Maddy, a chocolate milk shake connoisseur, has come to sample the
diner's "Best of Miami" shake (it registers only a so-so on the
Maddy Meter). She also tackles an enormous chili cheese dog. The
rest of us fall prey to steak, eggs, a hamburger, and the excellent
people-watching. As we stroll the couple of blocks home, the city's
throngs are just warming up fresh legs for a long
night out.
THE NEXT MORNING, we eschew our hotel's complimentary
continental breakfast, instead splurging at a personal favorite,
the News Cafe. The NC is chameleonlike, changing its personality
many times during its 24-hour cycle.
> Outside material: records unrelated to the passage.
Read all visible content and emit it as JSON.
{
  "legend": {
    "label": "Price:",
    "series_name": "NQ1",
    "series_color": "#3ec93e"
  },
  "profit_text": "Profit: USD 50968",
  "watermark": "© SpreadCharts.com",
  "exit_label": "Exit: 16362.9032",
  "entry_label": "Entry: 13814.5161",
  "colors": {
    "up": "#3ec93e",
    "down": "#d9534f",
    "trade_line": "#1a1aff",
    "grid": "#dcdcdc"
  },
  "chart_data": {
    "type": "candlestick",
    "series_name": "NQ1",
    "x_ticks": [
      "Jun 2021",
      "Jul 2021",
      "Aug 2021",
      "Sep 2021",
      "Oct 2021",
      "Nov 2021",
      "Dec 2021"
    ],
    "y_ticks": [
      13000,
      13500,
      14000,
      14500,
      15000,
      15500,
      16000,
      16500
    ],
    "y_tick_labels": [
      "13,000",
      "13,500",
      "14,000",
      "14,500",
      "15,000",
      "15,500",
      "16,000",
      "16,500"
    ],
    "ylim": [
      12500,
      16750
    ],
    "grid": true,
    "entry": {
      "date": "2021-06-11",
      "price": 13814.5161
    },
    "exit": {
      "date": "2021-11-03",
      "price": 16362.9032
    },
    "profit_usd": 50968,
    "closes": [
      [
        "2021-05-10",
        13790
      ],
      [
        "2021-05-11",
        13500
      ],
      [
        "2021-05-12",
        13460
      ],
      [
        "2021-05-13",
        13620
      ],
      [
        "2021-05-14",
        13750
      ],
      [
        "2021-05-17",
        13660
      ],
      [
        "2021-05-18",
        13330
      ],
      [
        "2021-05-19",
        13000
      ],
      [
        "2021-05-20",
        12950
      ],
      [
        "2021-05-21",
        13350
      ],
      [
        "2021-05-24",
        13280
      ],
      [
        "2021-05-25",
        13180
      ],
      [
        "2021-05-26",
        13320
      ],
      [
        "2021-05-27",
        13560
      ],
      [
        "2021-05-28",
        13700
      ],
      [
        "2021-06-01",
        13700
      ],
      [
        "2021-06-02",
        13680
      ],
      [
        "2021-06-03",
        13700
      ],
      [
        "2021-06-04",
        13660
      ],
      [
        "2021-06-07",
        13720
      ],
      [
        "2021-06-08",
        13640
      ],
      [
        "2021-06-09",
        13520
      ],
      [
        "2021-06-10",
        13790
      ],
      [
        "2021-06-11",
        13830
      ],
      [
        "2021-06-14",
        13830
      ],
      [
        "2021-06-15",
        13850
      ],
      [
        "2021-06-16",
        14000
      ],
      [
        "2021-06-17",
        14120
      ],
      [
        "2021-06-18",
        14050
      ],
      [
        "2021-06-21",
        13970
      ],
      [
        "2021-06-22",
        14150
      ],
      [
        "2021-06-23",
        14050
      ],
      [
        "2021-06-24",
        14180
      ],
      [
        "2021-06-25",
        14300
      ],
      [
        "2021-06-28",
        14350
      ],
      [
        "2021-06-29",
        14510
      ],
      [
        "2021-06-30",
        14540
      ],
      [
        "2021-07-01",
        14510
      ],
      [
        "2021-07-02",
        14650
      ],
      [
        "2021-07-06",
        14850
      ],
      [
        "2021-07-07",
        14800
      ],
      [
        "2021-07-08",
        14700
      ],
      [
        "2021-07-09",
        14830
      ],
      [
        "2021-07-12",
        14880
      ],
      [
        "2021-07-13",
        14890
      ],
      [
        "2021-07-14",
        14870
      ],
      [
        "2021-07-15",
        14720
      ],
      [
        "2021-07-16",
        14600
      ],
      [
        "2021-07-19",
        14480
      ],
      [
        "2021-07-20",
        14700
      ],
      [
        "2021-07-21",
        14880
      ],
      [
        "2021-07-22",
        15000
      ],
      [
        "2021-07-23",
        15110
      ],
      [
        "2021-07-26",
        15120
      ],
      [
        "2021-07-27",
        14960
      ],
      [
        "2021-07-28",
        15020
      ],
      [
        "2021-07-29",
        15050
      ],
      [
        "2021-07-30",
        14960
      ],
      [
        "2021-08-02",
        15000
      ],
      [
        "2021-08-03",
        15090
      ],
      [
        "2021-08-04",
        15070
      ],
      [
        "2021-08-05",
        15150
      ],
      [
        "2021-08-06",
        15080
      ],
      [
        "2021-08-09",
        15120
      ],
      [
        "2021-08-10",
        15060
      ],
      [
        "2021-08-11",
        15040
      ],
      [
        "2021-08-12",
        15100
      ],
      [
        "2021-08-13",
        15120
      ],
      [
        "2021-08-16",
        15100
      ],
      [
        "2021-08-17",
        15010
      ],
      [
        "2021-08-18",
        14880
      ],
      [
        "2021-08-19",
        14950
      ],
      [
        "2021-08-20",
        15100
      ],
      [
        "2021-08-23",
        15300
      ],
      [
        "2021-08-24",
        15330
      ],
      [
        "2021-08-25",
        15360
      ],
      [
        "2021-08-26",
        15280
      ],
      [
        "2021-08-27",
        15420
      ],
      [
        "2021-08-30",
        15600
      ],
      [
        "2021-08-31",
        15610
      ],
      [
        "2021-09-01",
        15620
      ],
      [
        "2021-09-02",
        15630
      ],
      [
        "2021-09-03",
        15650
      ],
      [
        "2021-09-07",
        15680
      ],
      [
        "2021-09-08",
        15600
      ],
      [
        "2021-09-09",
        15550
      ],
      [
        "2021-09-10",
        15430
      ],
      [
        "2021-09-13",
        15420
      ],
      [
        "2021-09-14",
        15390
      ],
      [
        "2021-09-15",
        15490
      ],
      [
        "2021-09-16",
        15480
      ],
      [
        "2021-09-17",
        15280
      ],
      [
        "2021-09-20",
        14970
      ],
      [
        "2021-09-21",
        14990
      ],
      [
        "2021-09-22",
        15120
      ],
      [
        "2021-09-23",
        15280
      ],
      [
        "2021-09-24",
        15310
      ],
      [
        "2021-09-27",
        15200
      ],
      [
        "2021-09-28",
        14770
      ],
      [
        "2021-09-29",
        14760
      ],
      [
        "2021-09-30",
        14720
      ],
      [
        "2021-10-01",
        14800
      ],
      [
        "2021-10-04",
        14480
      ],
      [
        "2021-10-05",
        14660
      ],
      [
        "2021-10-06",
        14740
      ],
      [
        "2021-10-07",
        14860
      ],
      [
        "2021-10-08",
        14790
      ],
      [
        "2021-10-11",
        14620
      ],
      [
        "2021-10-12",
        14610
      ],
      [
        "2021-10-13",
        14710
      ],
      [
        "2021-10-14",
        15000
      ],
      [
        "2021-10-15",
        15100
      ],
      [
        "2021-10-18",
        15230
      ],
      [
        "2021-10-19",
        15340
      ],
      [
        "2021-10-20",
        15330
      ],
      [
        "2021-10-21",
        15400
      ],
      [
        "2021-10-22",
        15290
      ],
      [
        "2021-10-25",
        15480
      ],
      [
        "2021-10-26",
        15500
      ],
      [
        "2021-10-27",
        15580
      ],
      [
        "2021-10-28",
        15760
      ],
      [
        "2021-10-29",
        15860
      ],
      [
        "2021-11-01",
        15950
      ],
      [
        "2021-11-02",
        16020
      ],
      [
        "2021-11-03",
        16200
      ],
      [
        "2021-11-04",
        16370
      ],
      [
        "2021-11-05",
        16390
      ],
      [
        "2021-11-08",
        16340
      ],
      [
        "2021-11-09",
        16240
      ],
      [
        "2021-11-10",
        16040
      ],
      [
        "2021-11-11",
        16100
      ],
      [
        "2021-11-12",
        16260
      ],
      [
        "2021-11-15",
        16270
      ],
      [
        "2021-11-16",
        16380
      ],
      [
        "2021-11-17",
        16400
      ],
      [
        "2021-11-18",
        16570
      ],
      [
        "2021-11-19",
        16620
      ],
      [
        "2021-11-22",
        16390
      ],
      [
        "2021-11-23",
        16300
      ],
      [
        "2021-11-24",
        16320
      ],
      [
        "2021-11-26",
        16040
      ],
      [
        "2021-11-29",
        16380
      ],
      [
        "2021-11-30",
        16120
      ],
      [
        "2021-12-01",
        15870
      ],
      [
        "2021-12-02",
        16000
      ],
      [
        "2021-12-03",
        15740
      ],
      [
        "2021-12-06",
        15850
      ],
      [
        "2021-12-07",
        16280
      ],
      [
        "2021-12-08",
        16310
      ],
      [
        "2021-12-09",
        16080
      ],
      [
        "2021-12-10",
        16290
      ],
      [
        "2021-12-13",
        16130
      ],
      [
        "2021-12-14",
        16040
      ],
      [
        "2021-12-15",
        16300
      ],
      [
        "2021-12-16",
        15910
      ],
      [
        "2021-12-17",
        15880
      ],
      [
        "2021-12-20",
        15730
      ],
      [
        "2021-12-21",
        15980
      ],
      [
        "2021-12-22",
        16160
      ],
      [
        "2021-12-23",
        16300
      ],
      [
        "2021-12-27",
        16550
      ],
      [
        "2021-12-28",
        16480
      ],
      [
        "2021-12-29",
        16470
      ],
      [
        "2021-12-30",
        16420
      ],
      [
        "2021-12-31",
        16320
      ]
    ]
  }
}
At 9 a.m., it is in its
sun-kissed, laid-back mode; Bach drifts in the background as
patrons munch on eggs and smoked salmon or platters of fruit, Brie,
and Swiss.
Our waiter,
Michael, is one of many New York transplants, trading
14 years at a Big Apple institution, Elaine's, for this South Beach
standard a couple of years ago. "I love it out of the cold," he
says, beaming. He suggests we check out Española Way, a South
American-influenced block between Fifteenth and Sixteenth streets.
"Al Capone once owned the Clay Hotel there."
Even this early in the day, some of
Miami's sleek and fashionable
saunter before us along Ocean Drive, the city's silvery sand
beckoning on our left and its awakening art deco sidewalk cafés and
outrageous boutiques on our right.
We walk a few blocks to the Miami Beach Bicycle Center on Fifth
Street, where owner Jack Ruiz has been renting bikes for 29 years.
Once outfitted, we ease down
Washington to the tip of South Beach,
looping through South Pointe Park. As we pedal our mountain bikes
northward through the thick sand, the number of bodies strewn on
towels and under umbrellas increases.